Individual artists attending Arts Project Australia use their NDIS funding to fund their basic participation in the studio program, accessing ongoing mentoring from staff artists, gallery staff and professional development activity.

What NDIS covers

Income received as a result of the provision of services to NDIS participants constitutes 70% of Arts Project Australia’s overall income.


What is not covered by NDIS

NDIS funding does not cover all the aspect of our work that are essential for artists to truly build their practice and engage with audiences. This includes:

  • Exhibition development and delivery
  • Gallery running costs and traineeship programs
  • Entry in art fairs and art prizes
  • specialist workshops
  • residencies for artists
  • costs associated with hosting free, accessible workshops, talks and film screenings for the public.
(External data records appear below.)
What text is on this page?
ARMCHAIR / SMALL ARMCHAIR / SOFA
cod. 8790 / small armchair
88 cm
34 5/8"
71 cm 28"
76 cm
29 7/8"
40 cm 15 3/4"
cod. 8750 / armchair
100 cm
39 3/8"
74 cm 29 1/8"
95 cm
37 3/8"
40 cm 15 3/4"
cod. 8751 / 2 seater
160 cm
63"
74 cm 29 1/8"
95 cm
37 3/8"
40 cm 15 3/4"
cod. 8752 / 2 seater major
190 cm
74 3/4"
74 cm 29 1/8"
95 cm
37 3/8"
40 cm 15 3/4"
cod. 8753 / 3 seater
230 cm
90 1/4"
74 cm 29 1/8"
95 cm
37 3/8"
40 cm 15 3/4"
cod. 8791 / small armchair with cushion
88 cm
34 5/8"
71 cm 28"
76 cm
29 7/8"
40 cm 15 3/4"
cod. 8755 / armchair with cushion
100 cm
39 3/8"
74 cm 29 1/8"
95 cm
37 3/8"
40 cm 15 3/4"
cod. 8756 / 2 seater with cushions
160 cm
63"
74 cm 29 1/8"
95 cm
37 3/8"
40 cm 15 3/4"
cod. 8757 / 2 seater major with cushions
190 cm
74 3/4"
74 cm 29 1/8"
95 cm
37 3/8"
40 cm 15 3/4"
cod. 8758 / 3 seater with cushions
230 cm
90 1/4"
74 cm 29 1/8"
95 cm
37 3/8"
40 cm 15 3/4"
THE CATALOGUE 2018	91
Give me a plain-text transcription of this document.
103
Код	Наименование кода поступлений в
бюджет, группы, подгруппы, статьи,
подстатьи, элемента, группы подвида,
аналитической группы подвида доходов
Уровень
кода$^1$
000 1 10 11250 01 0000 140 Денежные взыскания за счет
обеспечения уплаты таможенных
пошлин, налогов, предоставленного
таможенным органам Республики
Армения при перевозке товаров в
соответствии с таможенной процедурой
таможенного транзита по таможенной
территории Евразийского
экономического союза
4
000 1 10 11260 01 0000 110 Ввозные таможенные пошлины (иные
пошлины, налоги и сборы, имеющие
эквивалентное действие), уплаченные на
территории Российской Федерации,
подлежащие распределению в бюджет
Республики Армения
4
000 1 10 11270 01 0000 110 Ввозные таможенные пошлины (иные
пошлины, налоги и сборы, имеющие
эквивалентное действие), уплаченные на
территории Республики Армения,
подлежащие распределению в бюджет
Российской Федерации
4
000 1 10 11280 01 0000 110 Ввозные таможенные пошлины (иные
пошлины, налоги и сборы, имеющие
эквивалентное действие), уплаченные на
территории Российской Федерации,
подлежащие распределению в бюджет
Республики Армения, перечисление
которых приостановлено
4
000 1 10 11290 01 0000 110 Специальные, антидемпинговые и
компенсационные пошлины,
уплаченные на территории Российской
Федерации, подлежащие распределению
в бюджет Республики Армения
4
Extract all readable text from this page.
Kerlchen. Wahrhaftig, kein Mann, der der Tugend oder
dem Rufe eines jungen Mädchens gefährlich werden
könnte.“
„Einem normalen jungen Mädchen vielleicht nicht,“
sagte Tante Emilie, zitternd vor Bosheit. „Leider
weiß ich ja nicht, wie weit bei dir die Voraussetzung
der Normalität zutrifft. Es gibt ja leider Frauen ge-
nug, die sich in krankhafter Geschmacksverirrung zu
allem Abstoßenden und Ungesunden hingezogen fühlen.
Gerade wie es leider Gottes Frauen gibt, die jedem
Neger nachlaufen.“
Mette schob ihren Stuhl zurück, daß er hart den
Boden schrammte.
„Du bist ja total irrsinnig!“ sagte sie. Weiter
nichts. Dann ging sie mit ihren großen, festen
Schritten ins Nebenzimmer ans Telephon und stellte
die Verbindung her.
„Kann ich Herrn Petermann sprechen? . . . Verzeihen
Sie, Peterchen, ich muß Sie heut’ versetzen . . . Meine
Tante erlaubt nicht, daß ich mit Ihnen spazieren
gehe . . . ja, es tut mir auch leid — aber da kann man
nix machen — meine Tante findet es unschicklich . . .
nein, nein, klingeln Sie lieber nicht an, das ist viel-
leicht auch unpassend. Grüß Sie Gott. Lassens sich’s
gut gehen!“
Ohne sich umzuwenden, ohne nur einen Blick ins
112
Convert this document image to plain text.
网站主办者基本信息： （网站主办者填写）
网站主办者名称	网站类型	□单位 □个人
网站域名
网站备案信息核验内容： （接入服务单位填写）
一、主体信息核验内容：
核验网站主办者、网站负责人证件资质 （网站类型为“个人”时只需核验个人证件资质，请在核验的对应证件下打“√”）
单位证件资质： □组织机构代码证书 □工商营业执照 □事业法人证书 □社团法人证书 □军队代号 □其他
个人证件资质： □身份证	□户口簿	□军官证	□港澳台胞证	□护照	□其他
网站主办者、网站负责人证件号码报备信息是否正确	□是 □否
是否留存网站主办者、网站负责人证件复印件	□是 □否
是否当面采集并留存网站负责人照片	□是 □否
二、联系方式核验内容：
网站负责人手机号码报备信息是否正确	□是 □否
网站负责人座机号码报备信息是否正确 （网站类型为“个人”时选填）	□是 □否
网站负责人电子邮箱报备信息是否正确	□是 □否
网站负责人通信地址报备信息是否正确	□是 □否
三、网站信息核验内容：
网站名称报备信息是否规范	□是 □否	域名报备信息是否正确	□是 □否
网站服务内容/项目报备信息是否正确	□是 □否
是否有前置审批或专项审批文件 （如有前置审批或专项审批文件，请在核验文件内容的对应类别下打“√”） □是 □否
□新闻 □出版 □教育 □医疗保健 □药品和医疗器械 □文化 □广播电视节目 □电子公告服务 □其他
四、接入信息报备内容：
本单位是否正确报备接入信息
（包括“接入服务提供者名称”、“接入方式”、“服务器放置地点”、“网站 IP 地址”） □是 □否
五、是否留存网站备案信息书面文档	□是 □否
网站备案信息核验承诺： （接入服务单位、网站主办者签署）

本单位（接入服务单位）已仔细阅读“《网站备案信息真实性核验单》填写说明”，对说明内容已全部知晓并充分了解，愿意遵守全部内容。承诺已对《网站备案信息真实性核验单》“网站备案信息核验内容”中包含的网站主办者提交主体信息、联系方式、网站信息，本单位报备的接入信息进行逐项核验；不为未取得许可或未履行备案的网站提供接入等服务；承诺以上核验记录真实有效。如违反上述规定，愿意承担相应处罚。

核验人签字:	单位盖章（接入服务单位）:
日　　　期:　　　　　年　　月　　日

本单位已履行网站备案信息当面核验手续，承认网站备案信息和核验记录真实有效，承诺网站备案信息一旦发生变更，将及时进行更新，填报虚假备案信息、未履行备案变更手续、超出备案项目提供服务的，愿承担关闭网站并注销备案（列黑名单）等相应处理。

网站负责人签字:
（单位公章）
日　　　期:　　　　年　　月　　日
This is why philanthropic grants and donations are so important.

For 50 years, we have been recognised and celebrated for the quality of the work produced by the artists in our studio which is exhibited in our gallery and around the world and represented in countless public and private collections.

Our reputation in Australia and internationally is strong. But we can do more. We need to do more.

Artists with disability must now hold a place in all national and international art practice – they must be seen, respected and exhibited. APA strives to ensure these artists voice and work will be heard and hold agency.

With the financial support of individuals, organisations and businesses Arts Project Australia can continue to introduce new initiatives and expand others to enable artists with an intellectual disability to deeply engage with their practice, expand their research scope, connect with arts professionals and peers in the arts sector, and become ambassadors – engendering a culture of inclusivity and innovation.